Australia | Nov 05 2019
Low interest rates, weak loan growth & wealth income are weighing on the major banks and brokers consider Westpac's measures to shore up its balance sheet are prudent.
-Some of the weakness in FY19 considered self-inflicted
-Extent of capital raising puzzles some brokers
-Is Westpac's discount to peers likely to close?
By Eva Brocklehurst
As predicted by most brokers, Westpac Banking Corp ((WBC)) delivered a subdued outlook with its FY19 results, signalling weak loan growth, lower wealth income and modestly higher costs.
Reductions to official interest rates and a flat yield curve are weighing on profitability and Morgan Stanley forecasts a -3 basis points margin decline in FY20, although this is -8 basis points ex remediation. The broker also envisages downside risk to forecasts if there are further cuts to official cash rates, or the bank does not lower its deposit rates to limit a squeeze on spreads.
The main surprise for Ord Minnett is the extent of the margin impact from lower cash rates at a time when competitive pressures in the mortgage industry are intense. As was the case with ANZ Bank ((ANZ)), the headwinds to net interest margins for the first half of FY20 are greater than forecast.
Shaw and Partners agrees current revenue and expense trends are likely to continue into FY20, with little or no loan growth and softer non-interest income and retains a Hold rating and $27.00 target. The broker, not one of the seven stockbrokers monitored daily on the FNArena database, assesses the reasons for Westpac's declining revenue stem from holding onto its life insurance and wealth management businesses for too long.
Wilsons, also not one of the seven, agrees some of the weakness was self-inflicted, with home lending, a traditional strength for Westpac suffering because of execution errors.
Morgans notes stressed exposure as a percentage of total committed exposures was 1.2% in September, only marginally higher than in March. Yet, what did disappoint the broker was the contraction in the home loan book over the fourth quarter. The bank has indicated it has addressed the issue but expects continued contraction over the first half of FY20.
The negative items that dragged on revenue are transient, Morgans notes, and the underlying result is, therefore, stronger than the headline suggests. These “transient” items include a $41m hit to non-interest income as a result of methodology changes in derivative valuation, lower non-interest income from the revaluation of financial instruments and an increase in the run rate of regulatory and compliance expenses.
FY19 cash earnings were $6.85bn, as lower revenue and higher costs were only partially offset by lower bad debts. A reduced final dividend of $0.80, fully franked, was declared. The bank has announced a $2.5bn capital raising, with a fully-underwritten $2bn share placement at a fixed price of $25.32.

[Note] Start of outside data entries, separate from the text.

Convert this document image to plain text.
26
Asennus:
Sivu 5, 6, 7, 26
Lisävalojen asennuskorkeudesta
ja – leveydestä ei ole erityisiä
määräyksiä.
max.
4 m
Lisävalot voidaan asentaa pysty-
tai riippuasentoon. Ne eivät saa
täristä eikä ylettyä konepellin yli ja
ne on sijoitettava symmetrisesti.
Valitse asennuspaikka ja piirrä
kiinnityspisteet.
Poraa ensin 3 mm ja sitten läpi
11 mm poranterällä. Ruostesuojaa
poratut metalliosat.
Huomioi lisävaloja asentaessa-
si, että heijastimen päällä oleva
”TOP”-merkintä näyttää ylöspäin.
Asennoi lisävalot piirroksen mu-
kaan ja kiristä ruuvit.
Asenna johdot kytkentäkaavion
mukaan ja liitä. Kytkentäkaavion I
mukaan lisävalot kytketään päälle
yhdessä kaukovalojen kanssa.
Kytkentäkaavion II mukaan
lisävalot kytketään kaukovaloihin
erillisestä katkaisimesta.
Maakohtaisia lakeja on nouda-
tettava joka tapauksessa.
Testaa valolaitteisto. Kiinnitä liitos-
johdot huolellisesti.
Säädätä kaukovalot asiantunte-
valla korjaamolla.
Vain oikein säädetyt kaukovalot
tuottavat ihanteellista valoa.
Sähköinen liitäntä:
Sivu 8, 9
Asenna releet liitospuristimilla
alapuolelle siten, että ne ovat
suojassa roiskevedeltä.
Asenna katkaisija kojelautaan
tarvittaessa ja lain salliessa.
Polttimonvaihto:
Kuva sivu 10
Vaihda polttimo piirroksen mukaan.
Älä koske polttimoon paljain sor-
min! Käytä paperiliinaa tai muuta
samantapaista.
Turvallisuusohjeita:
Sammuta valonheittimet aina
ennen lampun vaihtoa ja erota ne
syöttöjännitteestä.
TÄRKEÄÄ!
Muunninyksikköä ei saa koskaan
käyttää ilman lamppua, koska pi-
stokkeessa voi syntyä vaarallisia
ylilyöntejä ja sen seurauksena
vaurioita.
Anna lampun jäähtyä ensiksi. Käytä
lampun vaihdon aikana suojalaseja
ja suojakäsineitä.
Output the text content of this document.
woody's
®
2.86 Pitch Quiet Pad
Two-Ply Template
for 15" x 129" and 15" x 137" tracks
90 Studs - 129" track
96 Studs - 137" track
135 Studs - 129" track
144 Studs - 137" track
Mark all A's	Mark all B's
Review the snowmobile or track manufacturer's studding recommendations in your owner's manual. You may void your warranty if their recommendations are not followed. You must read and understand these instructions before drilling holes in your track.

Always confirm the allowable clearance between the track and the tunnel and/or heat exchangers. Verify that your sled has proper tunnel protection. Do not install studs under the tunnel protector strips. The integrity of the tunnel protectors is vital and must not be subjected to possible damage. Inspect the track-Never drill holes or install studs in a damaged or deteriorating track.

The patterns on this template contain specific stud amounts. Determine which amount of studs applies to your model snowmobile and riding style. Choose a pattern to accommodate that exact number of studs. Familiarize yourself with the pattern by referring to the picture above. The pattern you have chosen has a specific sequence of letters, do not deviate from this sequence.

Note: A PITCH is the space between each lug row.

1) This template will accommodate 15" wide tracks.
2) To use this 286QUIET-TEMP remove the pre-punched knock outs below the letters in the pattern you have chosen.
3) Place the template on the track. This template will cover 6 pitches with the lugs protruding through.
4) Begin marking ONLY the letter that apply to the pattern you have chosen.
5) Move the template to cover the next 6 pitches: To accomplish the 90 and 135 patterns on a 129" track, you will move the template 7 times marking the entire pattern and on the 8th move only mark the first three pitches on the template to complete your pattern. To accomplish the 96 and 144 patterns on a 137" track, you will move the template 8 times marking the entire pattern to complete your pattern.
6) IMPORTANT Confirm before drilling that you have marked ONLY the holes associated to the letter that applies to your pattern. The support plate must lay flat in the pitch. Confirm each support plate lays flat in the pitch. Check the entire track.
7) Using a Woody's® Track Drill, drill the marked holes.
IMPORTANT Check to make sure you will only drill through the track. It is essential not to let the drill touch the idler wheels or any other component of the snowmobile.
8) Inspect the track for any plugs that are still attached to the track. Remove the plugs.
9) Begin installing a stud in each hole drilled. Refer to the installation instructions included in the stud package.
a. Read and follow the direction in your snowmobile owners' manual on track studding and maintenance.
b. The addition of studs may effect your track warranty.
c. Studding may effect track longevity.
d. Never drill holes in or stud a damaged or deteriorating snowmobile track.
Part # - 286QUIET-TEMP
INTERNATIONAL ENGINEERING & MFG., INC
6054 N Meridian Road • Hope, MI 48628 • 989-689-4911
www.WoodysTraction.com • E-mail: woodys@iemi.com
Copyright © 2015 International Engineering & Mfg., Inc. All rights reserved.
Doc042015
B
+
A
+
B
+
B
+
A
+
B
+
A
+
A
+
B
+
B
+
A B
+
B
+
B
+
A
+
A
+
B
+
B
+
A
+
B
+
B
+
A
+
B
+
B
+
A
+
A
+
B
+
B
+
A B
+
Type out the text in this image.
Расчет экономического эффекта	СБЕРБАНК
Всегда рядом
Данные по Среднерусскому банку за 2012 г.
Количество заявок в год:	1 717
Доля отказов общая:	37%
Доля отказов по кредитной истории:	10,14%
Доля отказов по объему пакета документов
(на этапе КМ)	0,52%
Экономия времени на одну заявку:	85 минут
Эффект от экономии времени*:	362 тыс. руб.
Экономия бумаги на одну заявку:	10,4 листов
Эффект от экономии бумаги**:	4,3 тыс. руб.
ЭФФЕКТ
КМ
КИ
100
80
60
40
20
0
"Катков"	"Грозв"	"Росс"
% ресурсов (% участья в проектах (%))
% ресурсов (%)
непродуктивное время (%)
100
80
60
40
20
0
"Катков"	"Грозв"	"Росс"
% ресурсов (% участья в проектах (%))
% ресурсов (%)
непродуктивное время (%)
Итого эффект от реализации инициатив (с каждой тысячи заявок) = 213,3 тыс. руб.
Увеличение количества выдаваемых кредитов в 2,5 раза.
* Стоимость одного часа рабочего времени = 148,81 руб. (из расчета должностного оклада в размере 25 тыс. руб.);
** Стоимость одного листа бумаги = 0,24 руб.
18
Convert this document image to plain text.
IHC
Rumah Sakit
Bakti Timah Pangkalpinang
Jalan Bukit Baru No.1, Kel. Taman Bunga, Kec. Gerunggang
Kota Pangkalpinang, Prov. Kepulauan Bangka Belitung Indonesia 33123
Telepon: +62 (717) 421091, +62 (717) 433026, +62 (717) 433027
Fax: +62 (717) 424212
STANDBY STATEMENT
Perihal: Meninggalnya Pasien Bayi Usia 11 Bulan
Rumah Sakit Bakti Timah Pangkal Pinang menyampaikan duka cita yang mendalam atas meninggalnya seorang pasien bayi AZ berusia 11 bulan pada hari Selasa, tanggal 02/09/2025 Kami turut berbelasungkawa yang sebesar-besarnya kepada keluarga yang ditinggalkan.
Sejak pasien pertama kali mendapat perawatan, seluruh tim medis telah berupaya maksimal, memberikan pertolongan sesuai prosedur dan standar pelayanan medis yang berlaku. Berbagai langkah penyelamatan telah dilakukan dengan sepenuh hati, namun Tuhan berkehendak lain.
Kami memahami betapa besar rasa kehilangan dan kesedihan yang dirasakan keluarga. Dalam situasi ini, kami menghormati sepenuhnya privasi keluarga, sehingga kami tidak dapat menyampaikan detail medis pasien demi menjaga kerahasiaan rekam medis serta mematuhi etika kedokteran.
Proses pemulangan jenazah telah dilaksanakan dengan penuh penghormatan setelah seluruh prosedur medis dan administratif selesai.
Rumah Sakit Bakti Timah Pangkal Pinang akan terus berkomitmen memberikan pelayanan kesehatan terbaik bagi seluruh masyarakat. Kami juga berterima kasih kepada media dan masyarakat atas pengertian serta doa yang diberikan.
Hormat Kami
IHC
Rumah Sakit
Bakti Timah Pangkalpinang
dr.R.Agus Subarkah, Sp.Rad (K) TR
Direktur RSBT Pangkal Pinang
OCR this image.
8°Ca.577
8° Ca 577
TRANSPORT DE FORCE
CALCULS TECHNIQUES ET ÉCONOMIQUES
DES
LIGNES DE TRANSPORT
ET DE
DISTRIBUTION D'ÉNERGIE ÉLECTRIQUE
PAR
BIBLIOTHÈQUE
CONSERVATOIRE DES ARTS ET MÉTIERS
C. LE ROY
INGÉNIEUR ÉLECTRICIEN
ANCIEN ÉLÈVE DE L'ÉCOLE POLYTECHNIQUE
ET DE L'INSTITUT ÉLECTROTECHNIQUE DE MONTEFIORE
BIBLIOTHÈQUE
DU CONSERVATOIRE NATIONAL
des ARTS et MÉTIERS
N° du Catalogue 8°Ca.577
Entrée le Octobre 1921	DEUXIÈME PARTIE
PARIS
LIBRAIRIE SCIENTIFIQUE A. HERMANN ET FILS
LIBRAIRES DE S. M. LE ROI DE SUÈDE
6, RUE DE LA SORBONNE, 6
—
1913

The extent of this capital raising puzzles Morgans, because it will take the pro forma CET1 ratio to 11.25% at level II and 11.21% at level I, which makes the bank appear over-capitalised. Westpac has stated the increase in its capital buffer is designed to create flexibility in dealing with potential litigation or regulatory action.
However, the broker believes these are contingent issues and holding extra capital for this reason, therefore, does not resonate. Shaw and Partners also finds the bank's capital raising action odd in that it takes the CET1 ratio substantially above the 10.5% hurdle.
This is particularly strange in the context of the bank expecting hardly any loan growth over the next year. The broker posits a reason in ongoing remediation charges and potential litigation and the possibility that Westpac fears these amounts will be substantial.
Jeffries Australia, not one of the seven, has initiated coverage of Westpac with an Underperform rating and $26.10 target and finds it difficult to envisage how the bank can regain its previous PE (price/earnings ratio) premium.
The broker questions whether the bank is adequately capitalised even now, as the sub-peer housing risk weighting creates a relative residual capital sufficiency risk should APRA adopt tighter floor constraints under its implementation of Basel 4.
Discount To Peers
The "buy" thesis for Westpac is a PE re-rating on the back of reduced uncertainty, in Credit Suisse's view. Westpac is trading at a 17% discount to Commonwealth Bank ((CBA)) vs a 10-year average of 8% which provides relative upside, given capital and dividend issues have been dealt with.